The fine stemmed from PokerStars (owned by The Stars Group) violating the state’s anti-gambling law from 2006 to 2010. It was was the biggest-ever fine leveled against a company in Kentucky history.
What Happened in the $870m Lawsuit
Kentucky State Cabinet Secretary John Tilly filed the $870.7 million lawsuit against PokerStars in 2010. The sum was shocking when considering that Stars only made an estimated $18 million off Kentucky residents from 2006-10.
However, the state argued that their citizens lost around $290 million over the five-year span. Franklin Circuit Judge Thomas Wingate agreed with the state’s assessment and ordered that PokerStars pay triple the amount for breaking the law.
Wingate added an additional 12 percent interest until Stars repaid the entire amount. All the money was supposed to go to the Kentucky government, rather than the players who lost.

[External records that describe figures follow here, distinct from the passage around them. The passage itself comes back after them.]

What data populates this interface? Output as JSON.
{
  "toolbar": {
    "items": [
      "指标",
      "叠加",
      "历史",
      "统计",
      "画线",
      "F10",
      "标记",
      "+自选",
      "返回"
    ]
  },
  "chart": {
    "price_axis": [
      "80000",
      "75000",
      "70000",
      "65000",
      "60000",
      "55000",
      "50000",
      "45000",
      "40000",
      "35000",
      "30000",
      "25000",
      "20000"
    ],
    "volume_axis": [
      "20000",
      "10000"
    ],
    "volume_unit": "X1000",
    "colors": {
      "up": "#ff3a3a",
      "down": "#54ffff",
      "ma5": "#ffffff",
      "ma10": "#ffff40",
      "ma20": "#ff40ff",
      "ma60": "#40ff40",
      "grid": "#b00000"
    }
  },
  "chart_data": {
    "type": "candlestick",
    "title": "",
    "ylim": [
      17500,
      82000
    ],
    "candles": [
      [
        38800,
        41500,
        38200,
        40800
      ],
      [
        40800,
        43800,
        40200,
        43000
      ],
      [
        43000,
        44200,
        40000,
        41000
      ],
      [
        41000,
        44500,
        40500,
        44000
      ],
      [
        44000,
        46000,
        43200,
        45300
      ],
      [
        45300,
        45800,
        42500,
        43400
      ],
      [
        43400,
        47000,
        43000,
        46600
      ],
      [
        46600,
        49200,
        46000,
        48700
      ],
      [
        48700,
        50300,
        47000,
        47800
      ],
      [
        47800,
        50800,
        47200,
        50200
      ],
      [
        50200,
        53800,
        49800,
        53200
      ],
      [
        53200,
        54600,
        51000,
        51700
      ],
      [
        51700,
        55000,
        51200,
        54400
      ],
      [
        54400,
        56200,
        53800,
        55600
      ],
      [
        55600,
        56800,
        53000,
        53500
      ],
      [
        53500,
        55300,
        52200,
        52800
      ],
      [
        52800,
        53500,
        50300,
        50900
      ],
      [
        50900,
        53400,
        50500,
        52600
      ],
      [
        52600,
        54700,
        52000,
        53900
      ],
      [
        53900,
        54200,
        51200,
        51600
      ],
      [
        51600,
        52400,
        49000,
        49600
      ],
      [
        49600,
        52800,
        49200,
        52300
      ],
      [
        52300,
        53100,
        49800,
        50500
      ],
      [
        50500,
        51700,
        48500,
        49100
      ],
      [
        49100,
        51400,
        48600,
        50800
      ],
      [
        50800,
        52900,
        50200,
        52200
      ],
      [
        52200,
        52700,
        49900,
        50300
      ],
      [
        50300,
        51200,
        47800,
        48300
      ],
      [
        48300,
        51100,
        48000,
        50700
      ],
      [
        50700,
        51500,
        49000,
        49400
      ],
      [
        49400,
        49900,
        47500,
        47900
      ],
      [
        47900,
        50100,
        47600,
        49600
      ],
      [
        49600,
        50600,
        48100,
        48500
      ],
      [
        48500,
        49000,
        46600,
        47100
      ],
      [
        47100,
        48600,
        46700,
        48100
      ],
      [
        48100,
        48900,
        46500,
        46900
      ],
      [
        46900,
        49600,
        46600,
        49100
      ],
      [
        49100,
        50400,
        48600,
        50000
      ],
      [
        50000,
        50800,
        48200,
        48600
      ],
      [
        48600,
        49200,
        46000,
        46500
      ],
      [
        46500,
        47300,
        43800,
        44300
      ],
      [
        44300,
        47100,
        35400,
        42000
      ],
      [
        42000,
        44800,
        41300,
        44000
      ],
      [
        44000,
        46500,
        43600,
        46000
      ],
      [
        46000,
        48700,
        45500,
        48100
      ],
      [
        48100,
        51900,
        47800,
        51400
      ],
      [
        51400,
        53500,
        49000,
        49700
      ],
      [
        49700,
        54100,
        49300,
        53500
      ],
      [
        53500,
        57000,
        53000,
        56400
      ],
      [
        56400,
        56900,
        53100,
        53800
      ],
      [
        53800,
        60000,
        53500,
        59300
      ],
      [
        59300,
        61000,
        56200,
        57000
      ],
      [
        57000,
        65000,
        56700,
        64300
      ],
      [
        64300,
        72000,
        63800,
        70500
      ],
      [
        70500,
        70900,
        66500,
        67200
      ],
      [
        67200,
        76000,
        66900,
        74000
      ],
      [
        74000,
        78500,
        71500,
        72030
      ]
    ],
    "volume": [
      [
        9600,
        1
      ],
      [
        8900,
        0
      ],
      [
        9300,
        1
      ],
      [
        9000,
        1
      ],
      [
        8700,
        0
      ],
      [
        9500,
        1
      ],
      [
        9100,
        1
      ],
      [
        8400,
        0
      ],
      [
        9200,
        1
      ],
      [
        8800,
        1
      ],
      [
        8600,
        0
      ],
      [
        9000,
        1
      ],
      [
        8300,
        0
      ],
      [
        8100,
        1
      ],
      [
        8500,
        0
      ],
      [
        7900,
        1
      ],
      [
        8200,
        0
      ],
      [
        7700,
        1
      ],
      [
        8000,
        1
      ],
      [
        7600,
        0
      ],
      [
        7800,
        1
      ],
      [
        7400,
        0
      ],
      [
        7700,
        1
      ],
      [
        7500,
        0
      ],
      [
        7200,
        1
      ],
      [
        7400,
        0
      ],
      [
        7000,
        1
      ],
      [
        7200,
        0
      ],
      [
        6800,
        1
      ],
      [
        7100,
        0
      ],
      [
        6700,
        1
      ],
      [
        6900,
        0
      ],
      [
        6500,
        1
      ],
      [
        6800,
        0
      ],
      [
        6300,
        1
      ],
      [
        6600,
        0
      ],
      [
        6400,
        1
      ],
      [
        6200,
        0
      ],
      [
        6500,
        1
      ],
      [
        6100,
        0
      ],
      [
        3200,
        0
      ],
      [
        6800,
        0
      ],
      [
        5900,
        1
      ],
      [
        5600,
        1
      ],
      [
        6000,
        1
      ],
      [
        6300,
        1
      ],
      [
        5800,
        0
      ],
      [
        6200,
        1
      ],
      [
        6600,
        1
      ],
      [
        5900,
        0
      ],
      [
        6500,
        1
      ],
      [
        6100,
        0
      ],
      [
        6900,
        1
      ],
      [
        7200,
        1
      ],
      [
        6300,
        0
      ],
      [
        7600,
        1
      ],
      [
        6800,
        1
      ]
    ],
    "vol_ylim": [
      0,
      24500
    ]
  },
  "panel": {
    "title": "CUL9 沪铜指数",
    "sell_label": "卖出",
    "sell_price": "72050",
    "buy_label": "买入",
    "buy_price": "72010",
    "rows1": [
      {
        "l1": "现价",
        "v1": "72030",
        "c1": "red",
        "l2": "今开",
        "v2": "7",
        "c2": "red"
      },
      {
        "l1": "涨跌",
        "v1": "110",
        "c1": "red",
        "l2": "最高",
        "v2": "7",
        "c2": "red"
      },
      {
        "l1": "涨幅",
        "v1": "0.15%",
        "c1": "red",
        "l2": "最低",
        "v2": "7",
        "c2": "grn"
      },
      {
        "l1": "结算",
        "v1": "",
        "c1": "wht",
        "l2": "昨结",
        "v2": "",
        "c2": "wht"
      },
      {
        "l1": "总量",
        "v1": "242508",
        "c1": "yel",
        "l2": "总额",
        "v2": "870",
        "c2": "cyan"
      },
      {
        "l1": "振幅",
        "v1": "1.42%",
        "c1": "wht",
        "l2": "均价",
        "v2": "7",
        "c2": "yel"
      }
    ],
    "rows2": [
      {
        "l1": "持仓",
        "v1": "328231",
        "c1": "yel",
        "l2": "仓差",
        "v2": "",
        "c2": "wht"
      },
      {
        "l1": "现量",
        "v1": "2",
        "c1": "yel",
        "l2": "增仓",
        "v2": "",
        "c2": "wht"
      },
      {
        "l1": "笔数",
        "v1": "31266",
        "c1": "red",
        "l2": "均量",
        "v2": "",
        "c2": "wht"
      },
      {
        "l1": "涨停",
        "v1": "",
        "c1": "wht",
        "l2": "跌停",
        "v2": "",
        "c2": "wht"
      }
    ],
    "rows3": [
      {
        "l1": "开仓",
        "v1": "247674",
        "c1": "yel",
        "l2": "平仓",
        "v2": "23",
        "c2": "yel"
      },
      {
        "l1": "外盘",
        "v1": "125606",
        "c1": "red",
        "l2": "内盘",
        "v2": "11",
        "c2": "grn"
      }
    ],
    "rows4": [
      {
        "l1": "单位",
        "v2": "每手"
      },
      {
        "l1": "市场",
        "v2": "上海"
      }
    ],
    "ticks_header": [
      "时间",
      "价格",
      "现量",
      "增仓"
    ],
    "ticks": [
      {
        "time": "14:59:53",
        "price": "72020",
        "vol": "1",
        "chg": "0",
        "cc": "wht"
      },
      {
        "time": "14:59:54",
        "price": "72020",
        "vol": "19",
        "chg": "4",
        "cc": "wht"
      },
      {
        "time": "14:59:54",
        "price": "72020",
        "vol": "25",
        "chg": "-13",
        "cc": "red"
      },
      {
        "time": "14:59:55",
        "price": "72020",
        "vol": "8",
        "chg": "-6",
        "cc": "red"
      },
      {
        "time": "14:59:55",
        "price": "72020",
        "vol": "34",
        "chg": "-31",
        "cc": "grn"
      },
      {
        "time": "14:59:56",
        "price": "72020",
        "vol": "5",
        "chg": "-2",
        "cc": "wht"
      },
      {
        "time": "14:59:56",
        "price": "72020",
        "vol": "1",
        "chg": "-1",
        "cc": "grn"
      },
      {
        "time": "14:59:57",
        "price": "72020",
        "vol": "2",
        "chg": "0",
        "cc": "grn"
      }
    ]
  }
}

The Rational Group, which owned PokerStars at the time, launched an appeal. This process has been carried on by the new owner, The Stars Group.
On December 21, a three-judge panel rejected the original ruling by the trial court. Judge Allison Jones believed that allowing the judgement to stand would do nothing for those who lost money at PokerStars.
“The Commonwealth is not bringing this action to collect the money and then return losses to the ‘losers,’” wrote Jones. “It is bringing this action to collect treble damages for its own benefit.”
State Cabinet spokesman Mike Wynn is disappointed over the ruling. He wrote “[the] decision doesn’t appear to even address the substantive issues in the case, but rests entirely on procedural questions.”
Kentucky has the option to re-appeal the case. They could even go all the way to the Kentucky Supreme Court. But as it stands, the Bluegrass State is currently a loser in this case.
This loss ends a string of successes by Kentucky against online gambling. Partypoker paid $15 million to settle a lawsuit leveled by Kentucky. Full Tilt Poker paid $6 million to end litigation.